AL: Vortex is Dotmatics’ solution for advanced analysis and visualization. While other parts of the Dotmatics suite provide basic analysis and presentation capabilities, Vortex has the horsepower to perform complex computations and visualize data in a myriad of different chart types. This includes charts that are highly optimized for scientific data. A key feature of Vortex is that it is built specifically to handle scientific data types. So not only does it understand numbers and text, but it is “scientifically-aware” and natively understands what a molecular structure is, and what a biological sequence is. This is essential for scientists as they need their tools to be able to inherently work in the lingua franca of the industry, and not feel that they have to compromise when trying to interpret their data. Vortex has been used by chemists in pharmaceutical companies for many years, and in the last few years Dotmatics has significantly extended its capabilities around biopharmaceuticals, to parallel the increasingly important role that biologics plays in the overall drug discovery industry.
As part of this initiative, much of the very low-level code was rewritten from first principles to allow extremely high performance when working with large biologics sequences, such as a whole human genome, or when working with millions of sequences.
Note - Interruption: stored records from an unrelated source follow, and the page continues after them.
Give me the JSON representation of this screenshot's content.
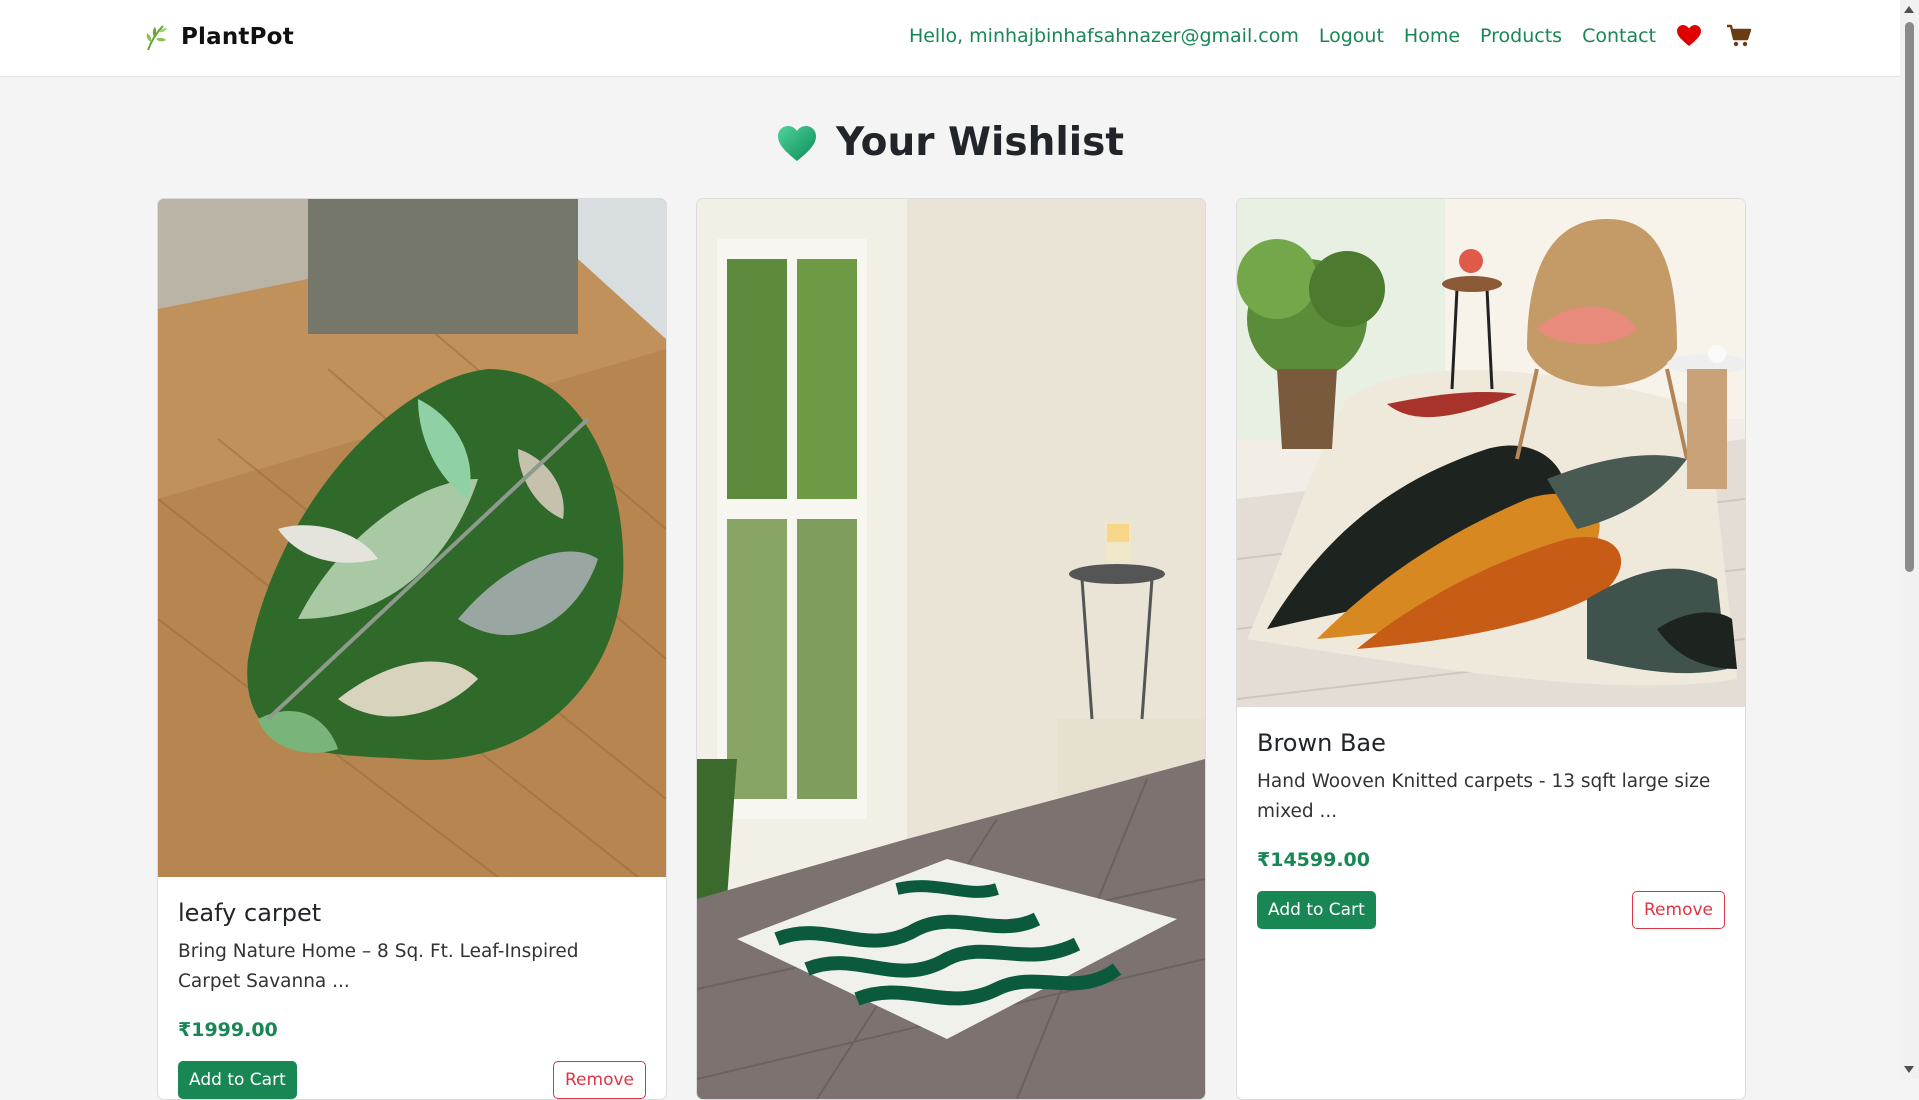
{
  "navbar": {
    "brand": "PlantPot",
    "greeting": "Hello, minhajbinhafsahnazer@gmail.com",
    "links": [
      "Logout",
      "Home",
      "Products",
      "Contact"
    ],
    "wishlist_icon": "heart-icon",
    "cart_icon": "cart-icon"
  },
  "page": {
    "title": "Your Wishlist",
    "title_icon": "green-heart-icon"
  },
  "colors": {
    "accent": "#198754",
    "danger": "#dc3545",
    "heart": "#e00000"
  },
  "wishlist": [
    {
      "name": "leafy carpet",
      "description": "Bring Nature Home – 8 Sq. Ft. Leaf-Inspired Carpet Savanna ...",
      "price": "₹1999.00",
      "add_label": "Add to Cart",
      "remove_label": "Remove"
    },
    {
      "name": "",
      "description": "",
      "price": "",
      "add_label": "",
      "remove_label": ""
    },
    {
      "name": "Brown Bae",
      "description": "Hand Wooven Knitted carpets - 13 sqft large size mixed ...",
      "price": "₹14599.00",
      "add_label": "Add to Cart",
      "remove_label": "Remove"
    }
  ]
}
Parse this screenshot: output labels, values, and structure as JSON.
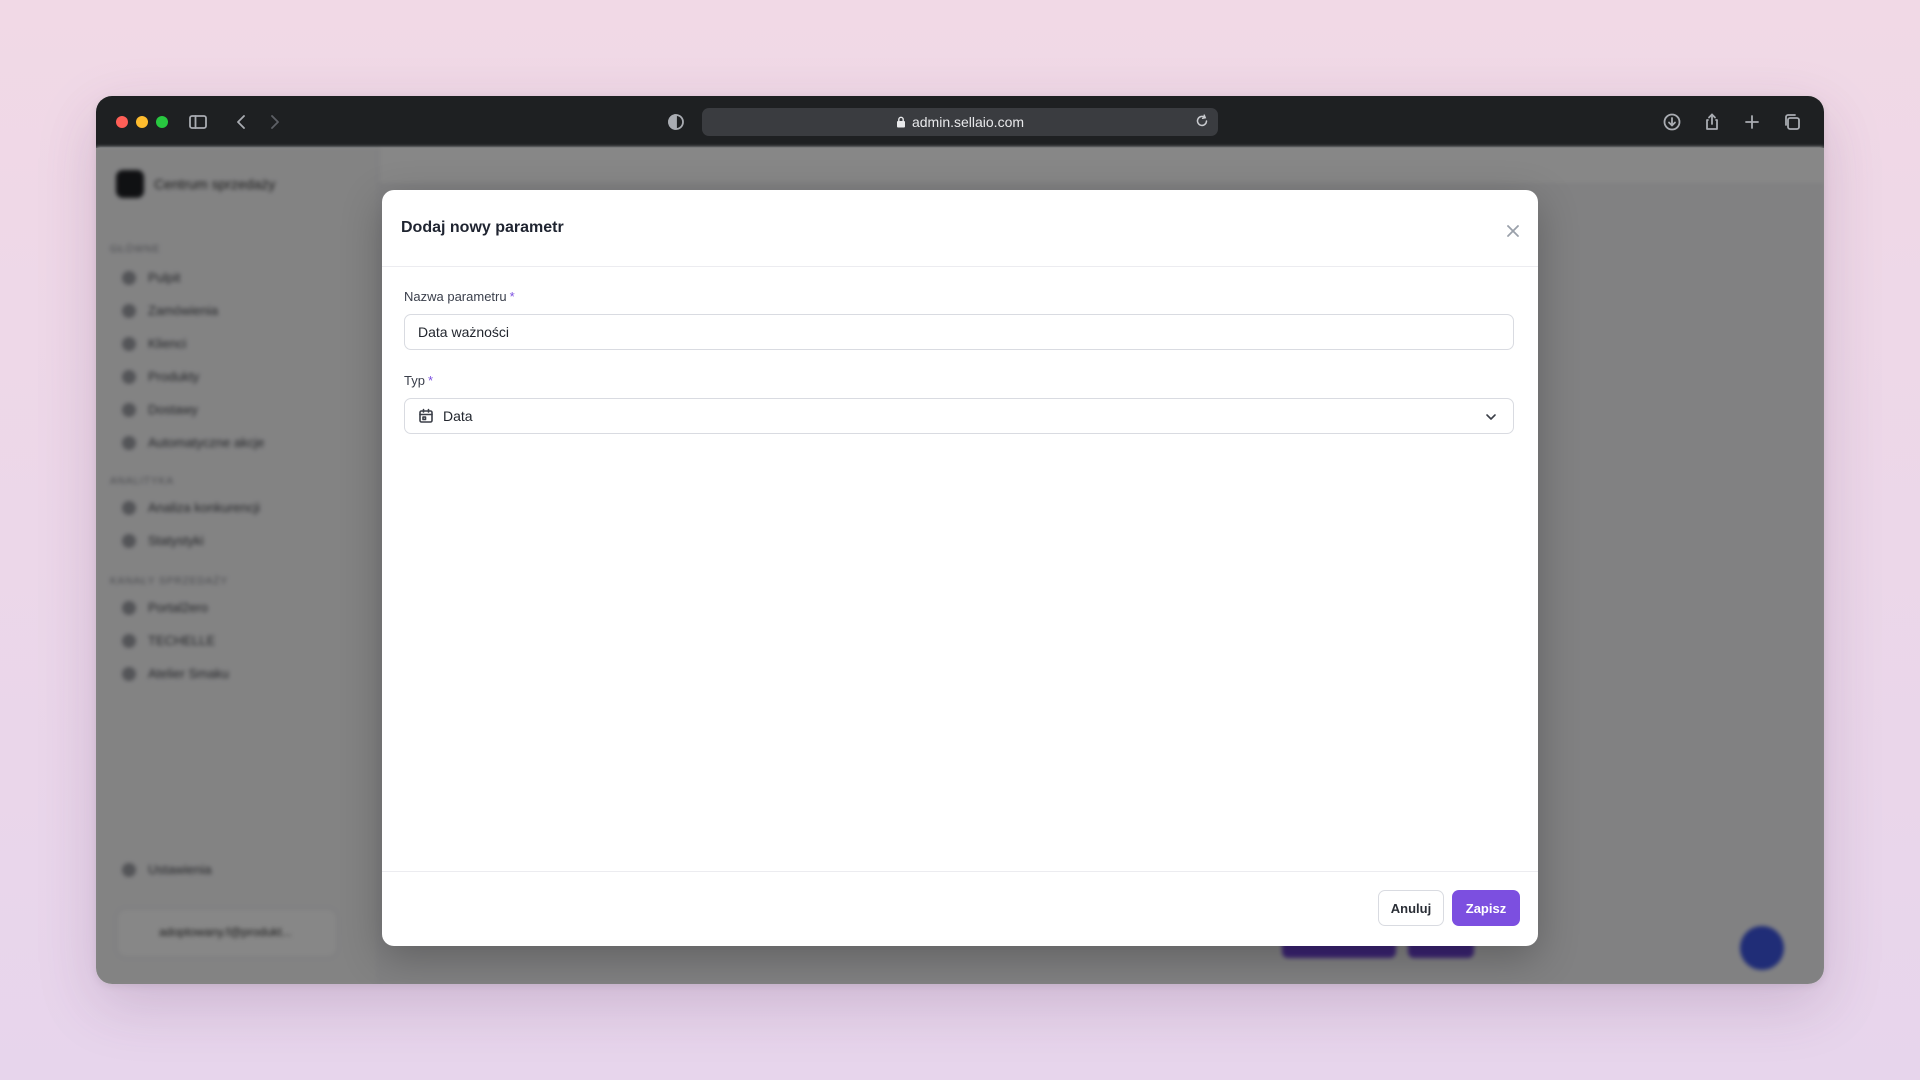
{
  "browser": {
    "url": "admin.sellaio.com"
  },
  "background_app": {
    "brand": "Centrum sprzedaży",
    "sections": [
      {
        "title": "Główne",
        "items": [
          "Pulpit",
          "Zamówienia",
          "Klienci",
          "Produkty",
          "Dostawy",
          "Automatyczne akcje"
        ]
      },
      {
        "title": "Analityka",
        "items": [
          "Analiza konkurencji",
          "Statystyki"
        ]
      },
      {
        "title": "Kanały sprzedaży",
        "items": [
          "Portal2ero",
          "TECHELLE",
          "Atelier Smaku"
        ]
      }
    ],
    "settings_label": "Ustawienia",
    "user_email": "adoptowany.f@produkt..."
  },
  "modal": {
    "title": "Dodaj nowy parametr",
    "name_label": "Nazwa parametru",
    "required_mark": "*",
    "name_value": "Data ważności",
    "type_label": "Typ",
    "type_value": "Data",
    "type_icon": "calendar-icon",
    "cancel_label": "Anuluj",
    "save_label": "Zapisz"
  },
  "colors": {
    "accent": "#7c4fe0",
    "chrome": "#1e2022",
    "backdrop": "#f1d9e6"
  }
}
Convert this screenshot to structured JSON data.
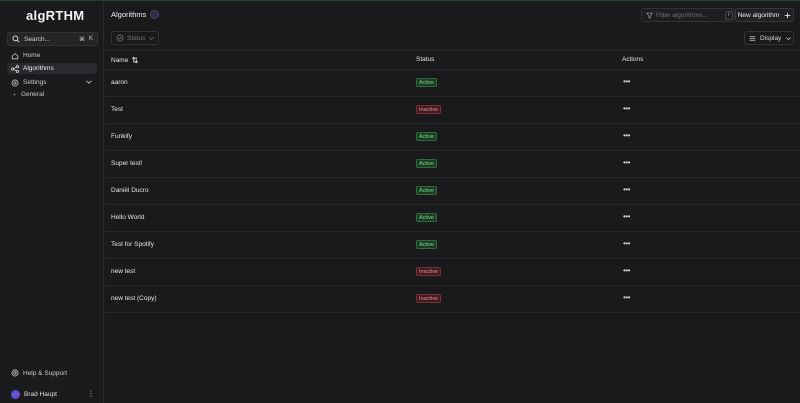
{
  "app": {
    "logo": "algRTHM"
  },
  "sidebar": {
    "search_label": "Search...",
    "search_shortcut_mod": "⌘",
    "search_shortcut_key": "K",
    "items": [
      {
        "label": "Home",
        "icon": "home-icon"
      },
      {
        "label": "Algorithms",
        "icon": "algorithms-icon",
        "active": true
      },
      {
        "label": "Settings",
        "icon": "settings-icon"
      }
    ],
    "settings_sub": [
      {
        "label": "General"
      }
    ],
    "help_label": "Help & Support",
    "user_name": "Brad Haupt"
  },
  "header": {
    "title": "Algorithms",
    "filter_placeholder": "Filter algorithms...",
    "filter_shortcut": "/",
    "new_button": "New algorithm"
  },
  "toolbar": {
    "status_filter": "Status",
    "display_button": "Display"
  },
  "table": {
    "columns": [
      "Name",
      "Status",
      "Actions"
    ],
    "rows": [
      {
        "name": "aaron",
        "status": "Active"
      },
      {
        "name": "Test",
        "status": "Inactive"
      },
      {
        "name": "Funkify",
        "status": "Active"
      },
      {
        "name": "Super test!",
        "status": "Active"
      },
      {
        "name": "Daniël Ducro",
        "status": "Active"
      },
      {
        "name": "Hello World",
        "status": "Active"
      },
      {
        "name": "Test for Spotify",
        "status": "Active"
      },
      {
        "name": "new test",
        "status": "Inactive"
      },
      {
        "name": "new test (Copy)",
        "status": "Inactive"
      }
    ],
    "actions_glyph": "•••"
  },
  "colors": {
    "background": "#1a1a1c",
    "active_badge": "#7bd88f",
    "inactive_badge": "#f08a8f"
  }
}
The performance improvements are both in terms of computational speed, allowing billions of sequence comparisons to be made in less time than it takes to make a cup of coffee(!), and in terms of displaying large volumes of data with no discernible lag as users scroll through huge datasets, all on a standard business laptop. These performance enhancements, combined with Vortex’s comprehensive range of analytical capabilities, mean that researchers can focus on doing innovative science.
LM: You recently announced a new release of Vortex. The announcement references new bioinformatics features that are tailored to support biologics discovery. What are these new features and how can they aid researchers working in this field?
AL: There has been a considerable focus on extending the biologics discovery capabilities of Vortex in the last couple of years. Vortex can display biological sequences, richly annotated with information that allow scientists to understand the relevance and function of the molecules they represent. Users can easily find key stretches of the sequence that confer functionality, and edit the sequences to perform “what if” experiments and understand how changes to the sequence can improve the potential of their drug candidates. There are new tools in Vortex that specifically support development of antibody drugs. With these performance improvements put in place, Vortex can now be used to conduct very advanced analyses where the sequence of a drug candidate can be associated with its activity, allowing characterization of the relationships between form and function. These approaches have been used for several years in small molecule drug discovery, but are novel for biologic drugs.
In summary, Dotmatics remains highly committed to advancing science and providing tools to facilitate and accelerate discovery.
Andrew LeBeau, PhD was speaking to Laura Elizabeth Mason, Science Writer for Technology Networks.